Durch den Fokus auf eine sowohl in der englischen wie in der deutschen Kolonialgeschichtsschreibung vernachlässigten Region sowie einer wenig berücksichtigten Personengruppe innerhalb der Kontaktgeschichte in der Südsee, wird die Präsentation eines «facettenreicheren Bildes» der Missionsgeschichte angestrebt. Die englischen Missionsschwestern waren als ledige Frauen selbst missionarisch tätig und als «Methodists in the mission field» im Sinne der Selbstkontrolle zur Führung von Tagebüchern verpflichtet. Passagen daraus wurden von der Missionsgesellschaft publiziert, während die deutschen Missionarsfrauen als Ehefrauen und Mütter «private» Tagebücher für ihre Familie, insbesondere die Kinder, führten.
Die britischen Missionsschwestern hatten durch den Unterricht, den Haushalt, die Gottesdienste und die medizinische Versorgung vielfältige Kontakte mit der indigenen Bevölkerung. Durch ihre Beschreibung der Umgebung schufen die Schwestern ethnographische Pionierarbeiten. Sie beschreiben vorbildliche methodistische Lebensführung mit der «morality of time» als Zentrum. Die omnipräsente Arbeit wird zum Zweck der Selbstverständigung in der Missionsgesellschaft und als sinnvolle Nutzung der Zeit beschrieben. Der Akt des Tagebuchschreibens lässt die Schwestern als «awakened women» erkennen, die sich zwar von der politischen Programmatik der Frauen(rechts)bewegung distanzierten, in ihrer missionarischen Praxis aber Selbstbewusstsein gewannen und die untergeordnete Rolle der (ledigen) Frau abschüttelten. In den Kontakten mit den indigenen Frauen verweisen «Dunkelheitsmetaphern» zwar auf Spannungen und Konflikte, die aber nicht dominant wurden. Denn die Begegnungen vertieften sich zur Empathie, auch zur Assimilation an Dimensionen der lokalen Kultur wie z.B. der Ernährung. Dem korrespondierte eine nur lockere Verortung im Verhältnis zur Nation und zum Empire. Die Schwestern waren keine Agentinnen des Empire, weil sie in der missionarischen Praxis der indigenen Bevölkerung nahestanden.

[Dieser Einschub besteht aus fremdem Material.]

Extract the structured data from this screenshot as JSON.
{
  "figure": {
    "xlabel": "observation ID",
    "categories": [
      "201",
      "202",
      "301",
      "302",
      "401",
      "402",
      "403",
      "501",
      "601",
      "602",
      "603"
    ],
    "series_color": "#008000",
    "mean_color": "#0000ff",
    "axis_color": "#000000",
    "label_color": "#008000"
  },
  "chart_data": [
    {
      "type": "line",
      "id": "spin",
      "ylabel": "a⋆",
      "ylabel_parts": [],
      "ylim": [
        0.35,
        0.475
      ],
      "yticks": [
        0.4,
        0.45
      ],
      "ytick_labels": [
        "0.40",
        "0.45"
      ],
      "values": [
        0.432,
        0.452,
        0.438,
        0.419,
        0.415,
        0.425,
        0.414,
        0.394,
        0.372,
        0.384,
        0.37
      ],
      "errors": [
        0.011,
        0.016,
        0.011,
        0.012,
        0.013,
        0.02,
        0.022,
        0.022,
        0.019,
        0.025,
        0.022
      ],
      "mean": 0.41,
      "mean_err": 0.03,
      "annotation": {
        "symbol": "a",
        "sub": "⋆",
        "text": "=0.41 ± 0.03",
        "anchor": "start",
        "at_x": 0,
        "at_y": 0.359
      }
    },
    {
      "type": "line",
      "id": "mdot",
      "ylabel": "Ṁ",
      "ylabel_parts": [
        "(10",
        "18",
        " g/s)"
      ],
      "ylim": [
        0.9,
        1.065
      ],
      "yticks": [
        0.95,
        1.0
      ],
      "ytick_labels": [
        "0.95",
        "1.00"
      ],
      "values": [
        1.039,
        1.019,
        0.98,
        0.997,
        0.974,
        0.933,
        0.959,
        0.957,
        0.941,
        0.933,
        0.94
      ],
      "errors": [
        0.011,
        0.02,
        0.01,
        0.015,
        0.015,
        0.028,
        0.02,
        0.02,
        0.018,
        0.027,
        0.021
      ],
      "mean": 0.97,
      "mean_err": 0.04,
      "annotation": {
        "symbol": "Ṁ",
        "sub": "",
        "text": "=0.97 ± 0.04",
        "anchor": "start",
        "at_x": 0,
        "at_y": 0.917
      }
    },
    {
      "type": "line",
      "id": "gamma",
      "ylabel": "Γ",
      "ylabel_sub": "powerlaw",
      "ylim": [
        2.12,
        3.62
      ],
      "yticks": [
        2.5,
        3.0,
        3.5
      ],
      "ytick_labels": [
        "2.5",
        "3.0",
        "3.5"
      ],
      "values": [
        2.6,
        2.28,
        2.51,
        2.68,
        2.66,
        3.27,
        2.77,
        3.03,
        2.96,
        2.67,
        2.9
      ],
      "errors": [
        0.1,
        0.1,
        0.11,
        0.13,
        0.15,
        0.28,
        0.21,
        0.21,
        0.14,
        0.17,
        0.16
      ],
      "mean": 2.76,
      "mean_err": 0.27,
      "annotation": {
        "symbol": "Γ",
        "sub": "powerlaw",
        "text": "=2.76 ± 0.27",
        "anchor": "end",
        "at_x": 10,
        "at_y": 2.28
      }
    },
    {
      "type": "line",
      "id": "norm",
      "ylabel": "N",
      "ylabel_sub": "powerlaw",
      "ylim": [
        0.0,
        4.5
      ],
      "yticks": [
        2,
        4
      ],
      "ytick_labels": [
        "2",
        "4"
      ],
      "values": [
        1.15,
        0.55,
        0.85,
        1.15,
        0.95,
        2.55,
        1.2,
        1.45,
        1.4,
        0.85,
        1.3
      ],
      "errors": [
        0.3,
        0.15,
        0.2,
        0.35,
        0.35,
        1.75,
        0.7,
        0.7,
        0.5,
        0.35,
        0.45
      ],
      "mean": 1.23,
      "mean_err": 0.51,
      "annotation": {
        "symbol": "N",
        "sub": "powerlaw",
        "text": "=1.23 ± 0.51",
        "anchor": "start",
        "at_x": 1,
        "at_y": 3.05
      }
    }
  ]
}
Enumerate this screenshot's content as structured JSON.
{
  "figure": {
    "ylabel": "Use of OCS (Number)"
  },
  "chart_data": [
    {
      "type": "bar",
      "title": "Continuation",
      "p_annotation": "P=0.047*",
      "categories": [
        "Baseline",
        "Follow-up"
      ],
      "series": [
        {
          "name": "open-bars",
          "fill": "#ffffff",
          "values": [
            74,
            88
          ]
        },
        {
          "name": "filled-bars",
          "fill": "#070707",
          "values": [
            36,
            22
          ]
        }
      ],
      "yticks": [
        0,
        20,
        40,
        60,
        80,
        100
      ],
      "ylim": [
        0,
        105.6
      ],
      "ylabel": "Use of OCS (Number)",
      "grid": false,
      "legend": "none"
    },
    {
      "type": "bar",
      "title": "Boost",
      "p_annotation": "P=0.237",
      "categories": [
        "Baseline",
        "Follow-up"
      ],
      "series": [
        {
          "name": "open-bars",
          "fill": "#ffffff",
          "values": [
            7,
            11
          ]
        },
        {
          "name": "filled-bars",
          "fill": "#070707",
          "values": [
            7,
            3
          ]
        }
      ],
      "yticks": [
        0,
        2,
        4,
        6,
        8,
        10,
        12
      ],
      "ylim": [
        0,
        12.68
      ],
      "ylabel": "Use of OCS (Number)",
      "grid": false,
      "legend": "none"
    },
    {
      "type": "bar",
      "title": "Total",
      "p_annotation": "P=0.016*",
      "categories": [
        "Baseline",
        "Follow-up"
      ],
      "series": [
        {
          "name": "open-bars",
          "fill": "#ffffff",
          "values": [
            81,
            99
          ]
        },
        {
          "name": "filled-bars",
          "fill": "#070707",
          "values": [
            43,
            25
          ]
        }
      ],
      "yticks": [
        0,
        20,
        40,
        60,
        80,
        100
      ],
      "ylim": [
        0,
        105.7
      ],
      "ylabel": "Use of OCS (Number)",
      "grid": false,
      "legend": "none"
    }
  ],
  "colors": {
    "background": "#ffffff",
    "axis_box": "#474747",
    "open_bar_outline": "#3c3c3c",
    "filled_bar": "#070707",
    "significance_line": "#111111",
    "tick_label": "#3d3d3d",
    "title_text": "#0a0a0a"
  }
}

Der Alltag der deutschen Missionarsfrauen war stark bestimmt durch ihren Status als Ehefrauen, Hausfrauen und Mütter, die sich an Normen und Mustern – besonders auch in der Ernährung und Wohnkultur – ihres Herkunftslandes orientierten. «Leidenserzählungen» in den Tagebüchern zeigen die pietistische Demutsethik und die patriarchale Unterordnung der Frau. Trotz der «deutschen» Kultur waren die Kontakte mit anderen Mitgliedern der deutschen Kolonialgesellschaft zwar häufig, die Beziehungen aber von Spannungen gezeichnet. Von einer besonders ausgeprägten nationalen Einheit in Neuguinea oder im Pazifik kann keine Rede sein. Andrerseits wurde der grosse Abstand zur indigenen Bevölkerung in den Kontakten nur wenig abgebaut. Weil die Tagebücher der Ehefrauen und Mütter immer auch das Familienleben und das Leben der Kinder erkennen lassen, ist bemerkenswert, dass die Kinder im Umgang mit indigenen Kindern die Gegensätze abbauten – insbesondere im spontanen Erlernen der lokalen Sprache und die Mütter ihnen ein Stück weit folgten. Es lässt sich eine «hybride Einstellung» der Missionarsfrauen erkennen, denn sie nehmen das interkulturelle Aufwachsen ihrer Kinder bei einer Persistenz der eigenen kulturellen Distanz hin. In einem Fall war diese Kindheit so prägend, dass ein Missionskind nach seiner Rückkehr in Deutschland noch Jahre lang die «braunen Leute» vermisste.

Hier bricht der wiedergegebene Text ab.